2.3. Adaptation to changes
Strong leadership should be adaptive to manage changes effectively, shape, and sustain an inclusive organizational culture (Douglas & Wykowski, 2010). Change is inevitable and organizations have to be prepared to face change. Through adaptive leadership, change within the employees faces little or no resistance. This is simply because leaders who effectively embed changes in the organization culture without experiencing many difficulties assist employees to respond quickly to the changing environments (Bertels, 2010).
2.4. Organizational procedures and policies
Effective leadership operates under the guidance of organizational policies and procedures. At CGHG, a comprehensive ethics framework and a privacy policy guide the operations of the organizations (Bertels, 2010). Employees are trained on ethics while a privacy officer ensures that the institution strictly adheres to privacy.

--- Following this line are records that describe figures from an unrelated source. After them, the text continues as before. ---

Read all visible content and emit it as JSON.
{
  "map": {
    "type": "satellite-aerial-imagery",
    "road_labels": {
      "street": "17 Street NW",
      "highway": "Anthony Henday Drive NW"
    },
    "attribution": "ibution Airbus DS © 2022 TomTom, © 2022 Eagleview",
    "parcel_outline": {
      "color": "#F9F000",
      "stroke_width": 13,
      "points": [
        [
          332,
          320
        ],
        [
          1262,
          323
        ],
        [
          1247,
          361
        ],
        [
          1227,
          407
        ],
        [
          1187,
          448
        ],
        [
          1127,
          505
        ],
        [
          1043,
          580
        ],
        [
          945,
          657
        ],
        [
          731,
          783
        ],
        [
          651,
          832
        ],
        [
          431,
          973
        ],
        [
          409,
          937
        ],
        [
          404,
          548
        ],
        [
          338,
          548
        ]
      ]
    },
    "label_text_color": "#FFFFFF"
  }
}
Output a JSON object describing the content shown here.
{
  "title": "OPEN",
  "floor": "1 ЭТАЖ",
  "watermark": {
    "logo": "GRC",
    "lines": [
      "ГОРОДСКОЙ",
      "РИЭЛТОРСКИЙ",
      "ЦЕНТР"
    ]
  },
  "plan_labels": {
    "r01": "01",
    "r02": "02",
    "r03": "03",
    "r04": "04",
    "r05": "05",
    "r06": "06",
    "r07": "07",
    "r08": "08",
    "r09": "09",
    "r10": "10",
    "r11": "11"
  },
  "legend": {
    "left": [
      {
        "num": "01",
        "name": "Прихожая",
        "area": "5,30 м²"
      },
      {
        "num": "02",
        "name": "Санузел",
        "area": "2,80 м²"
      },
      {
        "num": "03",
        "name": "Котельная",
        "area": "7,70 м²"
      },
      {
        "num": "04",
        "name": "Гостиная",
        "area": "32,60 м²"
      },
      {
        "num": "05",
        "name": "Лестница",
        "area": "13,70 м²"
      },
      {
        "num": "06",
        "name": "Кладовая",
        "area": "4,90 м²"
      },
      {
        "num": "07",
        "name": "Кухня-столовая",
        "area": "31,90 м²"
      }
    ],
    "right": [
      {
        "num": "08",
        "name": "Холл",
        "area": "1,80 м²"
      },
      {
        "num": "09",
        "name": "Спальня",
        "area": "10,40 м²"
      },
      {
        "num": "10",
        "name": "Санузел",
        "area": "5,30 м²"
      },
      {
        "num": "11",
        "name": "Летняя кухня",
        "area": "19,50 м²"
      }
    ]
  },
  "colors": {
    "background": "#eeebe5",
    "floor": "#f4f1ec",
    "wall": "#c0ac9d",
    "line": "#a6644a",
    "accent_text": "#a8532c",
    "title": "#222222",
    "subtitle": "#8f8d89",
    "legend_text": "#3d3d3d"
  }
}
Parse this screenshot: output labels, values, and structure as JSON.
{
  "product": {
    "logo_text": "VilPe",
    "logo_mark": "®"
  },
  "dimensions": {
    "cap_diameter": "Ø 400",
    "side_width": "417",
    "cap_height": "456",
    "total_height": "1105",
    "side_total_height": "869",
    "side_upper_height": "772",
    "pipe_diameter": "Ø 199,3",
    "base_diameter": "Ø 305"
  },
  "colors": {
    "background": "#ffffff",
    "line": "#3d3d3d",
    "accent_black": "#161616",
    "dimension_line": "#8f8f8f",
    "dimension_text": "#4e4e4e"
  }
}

2.5. Ability to manage challenges
Leaders must sufficiently manage challenges. At CGHG, communication between mobile staff and the office is observed through daily phone calls and weekly meetings, monthly meetings and teleconferences. Further, the challenge of honestly observing values Cleric serves as role model to her employees to keep them on track and avoid falling into traps by external legal counsel, customers or regulatory bodies. CGHG is also handles employees turnover (Mackey, 2007) challenge with only about 2% compared to 10% in the sector.
Bertels, S. (2010). Embedding sustainability in Organizational culture: How to guide for Executives. Ontario: Network for business sustainability.
Douglas, N., & Wykowski, T. (2010). From Belief to Knowledge: Achieving and Sustaining an Adaptive Culture in Organizations. United States: CRC Press.
Mackey, A. (2007). The Effect of CEOs on Firm Performance. Strategic management Journal.